Ever since the mid-1950s, rail bosses have been seeking to cut costs by reducing train crews. In the 1980s union contracts set the crew size at five, but bosses have been whittling this down to two, and in some cases one. In the early ’90s bosses offered substantial blood money payments to bribe crews to agree to cuts in crew size.
Workers fight dangerous conditions
Rail workers and their unions have fought back against attempts to impose one-person crews over the road. SMART union members at BNSF Railway overwhelmingly rejected company demands for one-person crews on freight trains in 2014.
In Lac-Mégantic, Quebec, where federal government officials agreed to demands by Montreal, Maine and Atlantic rail bosses seeking to save money to run trains with a one-person crew, a 72-car train full of highly flammable oil derailed and exploded as it rolled into the town in July 2013, killing 47 people. At the time the one-person crew, Tom Harding, was signed off for sleep, having worked his 12 hours that day.

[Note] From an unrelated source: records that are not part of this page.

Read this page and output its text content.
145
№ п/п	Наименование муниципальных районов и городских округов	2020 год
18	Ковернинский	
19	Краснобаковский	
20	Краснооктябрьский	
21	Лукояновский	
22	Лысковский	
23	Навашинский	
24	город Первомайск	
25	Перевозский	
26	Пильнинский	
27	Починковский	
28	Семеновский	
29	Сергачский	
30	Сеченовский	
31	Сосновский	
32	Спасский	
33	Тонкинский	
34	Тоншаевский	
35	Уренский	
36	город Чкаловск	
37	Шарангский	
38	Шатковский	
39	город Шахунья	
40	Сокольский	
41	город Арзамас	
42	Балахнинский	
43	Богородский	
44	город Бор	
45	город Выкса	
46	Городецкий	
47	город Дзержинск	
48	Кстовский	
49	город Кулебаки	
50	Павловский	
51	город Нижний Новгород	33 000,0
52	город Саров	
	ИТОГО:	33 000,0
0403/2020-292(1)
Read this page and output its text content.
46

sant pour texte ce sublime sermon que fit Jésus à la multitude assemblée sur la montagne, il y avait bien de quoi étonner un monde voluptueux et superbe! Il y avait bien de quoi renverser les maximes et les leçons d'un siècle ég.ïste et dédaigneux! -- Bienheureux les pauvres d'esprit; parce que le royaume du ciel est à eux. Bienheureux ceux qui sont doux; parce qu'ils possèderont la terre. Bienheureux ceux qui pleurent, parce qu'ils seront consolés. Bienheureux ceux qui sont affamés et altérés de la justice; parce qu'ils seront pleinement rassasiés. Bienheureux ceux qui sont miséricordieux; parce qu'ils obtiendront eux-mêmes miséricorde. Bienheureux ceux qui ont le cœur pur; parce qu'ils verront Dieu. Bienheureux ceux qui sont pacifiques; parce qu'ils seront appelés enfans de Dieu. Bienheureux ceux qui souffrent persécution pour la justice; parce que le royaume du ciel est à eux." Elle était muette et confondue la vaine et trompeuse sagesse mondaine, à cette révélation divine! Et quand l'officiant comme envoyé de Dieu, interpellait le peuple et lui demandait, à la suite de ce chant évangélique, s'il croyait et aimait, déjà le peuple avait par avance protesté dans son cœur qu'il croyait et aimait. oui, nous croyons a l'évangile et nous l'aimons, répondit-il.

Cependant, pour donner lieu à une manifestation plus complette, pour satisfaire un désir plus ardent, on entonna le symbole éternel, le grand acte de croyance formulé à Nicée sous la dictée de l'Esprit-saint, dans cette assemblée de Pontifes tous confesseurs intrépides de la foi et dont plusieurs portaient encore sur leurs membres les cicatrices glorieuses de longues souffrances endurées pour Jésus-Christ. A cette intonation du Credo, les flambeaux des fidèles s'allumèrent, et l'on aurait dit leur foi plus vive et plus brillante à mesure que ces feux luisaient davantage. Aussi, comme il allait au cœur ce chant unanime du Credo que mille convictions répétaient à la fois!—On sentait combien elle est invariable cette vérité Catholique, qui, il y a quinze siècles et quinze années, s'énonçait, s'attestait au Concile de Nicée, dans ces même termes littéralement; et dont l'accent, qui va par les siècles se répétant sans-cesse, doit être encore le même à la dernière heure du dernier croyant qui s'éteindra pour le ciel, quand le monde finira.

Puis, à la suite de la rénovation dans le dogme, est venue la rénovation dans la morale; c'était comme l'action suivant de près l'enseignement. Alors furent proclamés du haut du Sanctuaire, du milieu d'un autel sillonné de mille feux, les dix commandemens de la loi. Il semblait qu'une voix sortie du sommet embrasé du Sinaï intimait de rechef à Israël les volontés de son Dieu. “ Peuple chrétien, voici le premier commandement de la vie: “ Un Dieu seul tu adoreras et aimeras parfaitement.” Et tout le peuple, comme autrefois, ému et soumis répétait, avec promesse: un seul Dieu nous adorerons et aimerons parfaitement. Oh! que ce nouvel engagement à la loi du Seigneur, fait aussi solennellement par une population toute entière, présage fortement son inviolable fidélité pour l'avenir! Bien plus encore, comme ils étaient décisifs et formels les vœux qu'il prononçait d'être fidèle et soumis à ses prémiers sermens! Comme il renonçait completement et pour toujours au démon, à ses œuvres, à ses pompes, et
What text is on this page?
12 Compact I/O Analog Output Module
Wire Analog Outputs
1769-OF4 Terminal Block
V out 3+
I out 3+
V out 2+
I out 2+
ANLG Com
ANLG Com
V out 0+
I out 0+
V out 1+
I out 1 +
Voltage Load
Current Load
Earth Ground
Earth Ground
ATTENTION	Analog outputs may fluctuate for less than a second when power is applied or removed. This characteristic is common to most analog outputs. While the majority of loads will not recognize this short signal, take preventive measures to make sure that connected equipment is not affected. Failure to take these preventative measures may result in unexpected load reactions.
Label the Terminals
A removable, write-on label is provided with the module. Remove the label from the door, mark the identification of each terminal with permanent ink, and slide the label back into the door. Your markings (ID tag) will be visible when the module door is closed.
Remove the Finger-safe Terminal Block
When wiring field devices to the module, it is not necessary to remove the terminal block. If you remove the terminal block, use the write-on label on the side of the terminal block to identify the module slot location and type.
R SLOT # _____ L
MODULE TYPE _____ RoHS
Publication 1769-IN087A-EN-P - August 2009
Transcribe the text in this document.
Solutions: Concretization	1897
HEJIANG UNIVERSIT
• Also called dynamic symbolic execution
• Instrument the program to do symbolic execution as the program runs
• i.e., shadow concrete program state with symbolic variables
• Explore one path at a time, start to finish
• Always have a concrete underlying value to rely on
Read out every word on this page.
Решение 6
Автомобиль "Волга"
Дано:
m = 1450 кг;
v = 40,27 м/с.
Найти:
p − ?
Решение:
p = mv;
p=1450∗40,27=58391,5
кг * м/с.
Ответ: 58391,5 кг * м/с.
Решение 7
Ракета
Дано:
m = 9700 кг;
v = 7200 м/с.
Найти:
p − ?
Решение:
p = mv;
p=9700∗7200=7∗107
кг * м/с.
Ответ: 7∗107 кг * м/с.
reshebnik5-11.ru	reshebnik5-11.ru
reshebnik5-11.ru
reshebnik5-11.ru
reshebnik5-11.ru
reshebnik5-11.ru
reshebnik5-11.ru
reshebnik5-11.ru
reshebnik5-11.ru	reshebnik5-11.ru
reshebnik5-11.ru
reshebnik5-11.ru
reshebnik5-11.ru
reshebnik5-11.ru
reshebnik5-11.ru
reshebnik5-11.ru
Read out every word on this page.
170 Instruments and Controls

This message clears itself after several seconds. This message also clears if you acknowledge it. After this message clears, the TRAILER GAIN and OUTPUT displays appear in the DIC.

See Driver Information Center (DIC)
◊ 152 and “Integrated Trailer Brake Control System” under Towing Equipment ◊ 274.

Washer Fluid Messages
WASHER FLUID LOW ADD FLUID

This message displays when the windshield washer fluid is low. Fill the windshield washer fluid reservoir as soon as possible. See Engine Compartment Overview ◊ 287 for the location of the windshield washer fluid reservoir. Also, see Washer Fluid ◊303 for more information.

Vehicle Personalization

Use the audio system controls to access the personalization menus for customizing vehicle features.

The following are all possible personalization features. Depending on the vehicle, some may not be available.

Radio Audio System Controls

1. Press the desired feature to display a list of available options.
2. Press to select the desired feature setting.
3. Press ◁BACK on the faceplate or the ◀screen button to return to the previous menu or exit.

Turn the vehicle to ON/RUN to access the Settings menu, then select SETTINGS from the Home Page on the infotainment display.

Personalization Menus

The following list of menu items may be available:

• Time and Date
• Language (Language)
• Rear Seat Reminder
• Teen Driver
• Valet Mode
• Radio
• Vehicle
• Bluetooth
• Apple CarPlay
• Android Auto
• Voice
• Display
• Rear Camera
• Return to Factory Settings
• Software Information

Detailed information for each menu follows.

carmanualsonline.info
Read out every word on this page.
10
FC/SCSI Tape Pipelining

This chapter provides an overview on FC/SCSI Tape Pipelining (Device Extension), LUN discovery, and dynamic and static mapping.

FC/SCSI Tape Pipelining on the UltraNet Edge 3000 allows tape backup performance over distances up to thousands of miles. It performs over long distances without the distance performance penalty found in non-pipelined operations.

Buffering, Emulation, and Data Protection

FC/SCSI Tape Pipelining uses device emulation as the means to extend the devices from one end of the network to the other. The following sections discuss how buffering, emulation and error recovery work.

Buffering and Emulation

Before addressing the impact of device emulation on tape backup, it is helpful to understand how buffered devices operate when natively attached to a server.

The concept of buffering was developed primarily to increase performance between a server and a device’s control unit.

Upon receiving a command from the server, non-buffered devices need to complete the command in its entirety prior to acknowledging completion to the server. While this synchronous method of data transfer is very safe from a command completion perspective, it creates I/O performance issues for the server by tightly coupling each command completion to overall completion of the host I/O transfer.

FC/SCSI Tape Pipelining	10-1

“In the last five years, the number of these uncontrolled movements has been on the rise” said Faye Ackerman, a Transportation Safety Board member in Canada, at a recent news conference in Toronto.
On July 13, 27 freight cars derailed on the outskirts of Tucson, Arizona. Some 230,000 gallons of oil spilled out of 14 of 32 derailed tanker cars in northwest Iowa June 22. In Princeton, Indiana, a train derailed and exploded June 17, causing evacuation of the area. Two freight trains collided and derailed in Georgetown, Kentucky, March 18, injuring four and forcing evacuations. And 32 cars derailed on a CSX freight train carrying hazardous materials last August near Hyndman, Pennsylvania, and over 1,000 residents had to leave their homes.
An Amtrak train collided with a CSX freight train when it was mistakenly switched onto a siding in February in South Carolina, killing two workers on board the Amtrak engine.